Sydney Harbour 10km & 5km – flat and fast
by Gus Rutherford
A flat and fast course, the Sydney Harbour is a solid test heading into the City 2 Surf (C2S) and a great chance to PR.
On Sunday we struck it lucky with a cool, dry, sunny and still day which meant it was going to be fast.
The 5km attracts a smaller field, and with faster runners typically entering the 10km, it’s a great chance to get an ego boost and a PR.
While a flat 5km is really only going to be a speed tune up for the C2S, there is something to be said for logging a quick time and feeling good. It can be all mental right?
The fivers were finishing before the 10km start which was great to get a feel for the vibe and the course. From the look of things, plenty of Rejoovers nailed the shorter course.
I entered the 10km and the plan was to use it as a lead in race to the C2S.
I’d run the E.S Marks 5km time trial a couple of weeks before and a 10km seemed like a logical stepping stone. I also hadn’t run a 10km race so I thought it could be fun to bank a guaranteed PR.
The main focus of training has been increasing speed and my capability on the hills, so this was a chance to test the speed component. The aim was roughly between 38-39 minutes.
Hamish McMaster snuck me a preferred start and that definitely got me going fast off the gun. Up the front with some quick guys and gals, I went out too hard at 3:25/km for 1km and 3:35/km for another 1km after that.
“Bugger, might be going too fast….”
Slowing it down out of necessity, I got into a rhythm of around 3:45/km for the next 3km and began to see a steady flow of more sensible runners go past.
At the 5km, I felt thankful to be halfway and was pretty pleased to see a time of about 18:35.
But now the key was hanging in there. A 4:09 km heading up the only small hill on the course near Pyrmont Bridge let a bit of doubt creep in, though a downhill let me get my breath back and a 3:45 or so.

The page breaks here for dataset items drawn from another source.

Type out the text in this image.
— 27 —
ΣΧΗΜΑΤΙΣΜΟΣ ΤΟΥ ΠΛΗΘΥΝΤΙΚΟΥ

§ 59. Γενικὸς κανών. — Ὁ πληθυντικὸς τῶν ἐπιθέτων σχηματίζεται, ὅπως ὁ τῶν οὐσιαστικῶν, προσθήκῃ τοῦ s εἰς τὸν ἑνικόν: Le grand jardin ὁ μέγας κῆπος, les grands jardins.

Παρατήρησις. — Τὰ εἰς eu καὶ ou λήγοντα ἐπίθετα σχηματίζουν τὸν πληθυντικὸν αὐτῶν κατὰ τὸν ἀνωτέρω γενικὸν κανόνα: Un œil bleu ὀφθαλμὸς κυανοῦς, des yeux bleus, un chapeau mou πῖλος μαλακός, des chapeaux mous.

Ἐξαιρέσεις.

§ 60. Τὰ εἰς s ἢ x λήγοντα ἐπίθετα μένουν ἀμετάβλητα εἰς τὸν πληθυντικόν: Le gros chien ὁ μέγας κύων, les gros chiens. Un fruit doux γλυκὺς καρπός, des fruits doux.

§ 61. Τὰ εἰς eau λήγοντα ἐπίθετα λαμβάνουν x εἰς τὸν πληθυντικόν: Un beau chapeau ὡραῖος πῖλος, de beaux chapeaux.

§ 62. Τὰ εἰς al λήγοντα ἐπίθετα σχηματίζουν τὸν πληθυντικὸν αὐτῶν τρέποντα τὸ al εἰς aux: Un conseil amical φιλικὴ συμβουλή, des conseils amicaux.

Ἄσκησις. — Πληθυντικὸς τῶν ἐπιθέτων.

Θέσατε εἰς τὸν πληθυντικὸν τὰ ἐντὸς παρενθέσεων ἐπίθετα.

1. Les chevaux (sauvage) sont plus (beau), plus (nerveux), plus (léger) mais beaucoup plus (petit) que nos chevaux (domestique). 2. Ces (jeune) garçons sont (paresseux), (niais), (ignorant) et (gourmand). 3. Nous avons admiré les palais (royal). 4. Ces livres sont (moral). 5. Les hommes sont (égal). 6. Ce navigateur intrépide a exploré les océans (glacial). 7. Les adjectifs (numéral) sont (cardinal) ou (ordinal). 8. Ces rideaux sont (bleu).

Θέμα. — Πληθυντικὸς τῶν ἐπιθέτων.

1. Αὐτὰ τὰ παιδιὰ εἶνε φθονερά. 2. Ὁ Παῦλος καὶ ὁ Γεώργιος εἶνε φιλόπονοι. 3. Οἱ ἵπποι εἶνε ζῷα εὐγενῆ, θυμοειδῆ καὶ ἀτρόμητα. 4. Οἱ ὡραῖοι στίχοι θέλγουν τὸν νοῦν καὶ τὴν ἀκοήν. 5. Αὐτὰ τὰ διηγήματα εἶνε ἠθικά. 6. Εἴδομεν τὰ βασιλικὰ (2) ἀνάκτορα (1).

Typically though the Garmin will go haywire somewhere on a city course, and when the watch read 2:55 for the 8th km (my watch mixed up with Kipchoge’s?), it was going to be down to feel only for the last 2km.
So I just ran as best as I could with a 3:49 and 3:45 and started to pick up a few places, and plenty of encouragement from Reidy on the mic got me home.
My net time was 37:49 for 138/1617 overall, 125/1172 for the men’s and 54/454 for the 30-39 men’s.
Stoke level? Pretty good. It was faster than I had planned. The race plan/execution was a bit floored, but there was plenty of Rejoov encouragement out on the course to ensure I didn’t fully blow up.
If I look back to 12 months ago, I’m definitely better placed for C2S. Keeping up a better aerobic base with a few more, slower km’s has really helped, and focusing more on speed and hills at Rejoov has meant that my times and climbing ability have improved. Pushing harder on intervals and not being “scared” of inclines seems to be the key.
Back to the Sydney Harbour though, it is a great course and vibe, and with the right weather, a great opportunity for a PR. Well done to all Rejoovers on the day – there were stacks of PR’s and solid runs, and as always, great team spirit. [Full results via this link: https://rejoovrunners.com.au/blog/2018/4/16/2018-running-festival-results ]
A specific shout out to my good mate Hamish McMaster who smashed out just over 33min (Hamish couldn’t even run XC at school due to buggered hips, so yes I guess I used to beat him), Chris Strom and Johnny McCormack for some in race encouragement and post-race analysis, Jamie Broom who got me by a few seconds, Sam Cornell for a big cheer near the finish and coach Gee obviously.
A few other things about the Sydney Harbour 5 & 10km:
· With only a couple of thousand participants, you can avoid the stressful hustle of a bigger event – great for toilets
· It’s easy to get to – the race hub is located at the Overseas Passenger Terminal in Circular Quay
· It’s logistically easy. The start and finish are at the same location, meaning there’s little hassle managing your kit. We just stashed some gear on the wharf
· You can do your warm-up/strides on the Quay then quickly make your way up to the start.